Tuesday, August 10, 2010

Individuality and Subjectivity

Is there any concept of the difference between individuality and subjectivity in Indian philosophy?
That is, does the critique of the concept of a subject also embed a critique of any possible individuality? Are individuality and subjectivity well distinguished in Western philosophy in general? And in Western common sense?

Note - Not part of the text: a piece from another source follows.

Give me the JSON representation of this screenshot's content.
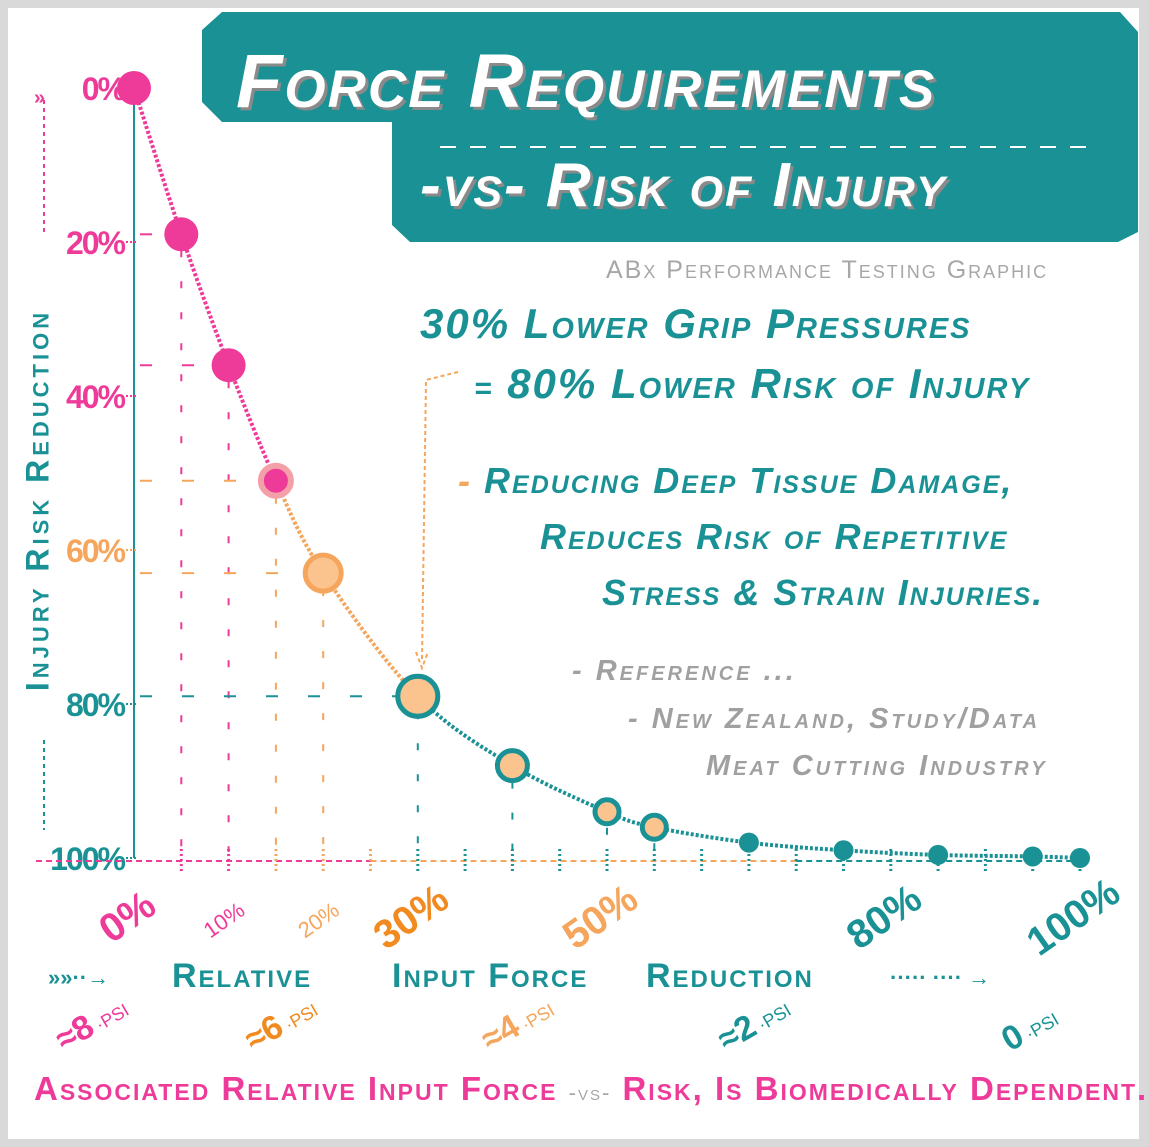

I just stumbled in this statement by Birgit Kellner (in her contribution to Hans-Dieter Klein's Der Begriff der Seele in der Philosophiegeschichte, 2005):
[…] hier wird kein Unterschied gemacht zwischen personenbezogenen Termen wie Eigennamen , "Person" oder "Seele", und dem Personalpronomen "ich" –eine Differenzierung von Subjektivität und Individualität ist zumindest in diesem Bereich buddhistischer Philosophie nicht auszumachen (B. Kellner, Der Begriff der Seele in der buddhistischen Philosophie, p. 192).

Kellner discusses here Vasubandhu's critique of the ātman in his Abhidharmakośa (chapter pudgalapratiṣedha) but her point is perhaps more general. In fact, whenever the aham ("I") is considered as different from the ātman, this is rather out of different concerns, primarily because it is a theorised concept (a vikalpa), and not something which could be directly and intuitively grasped.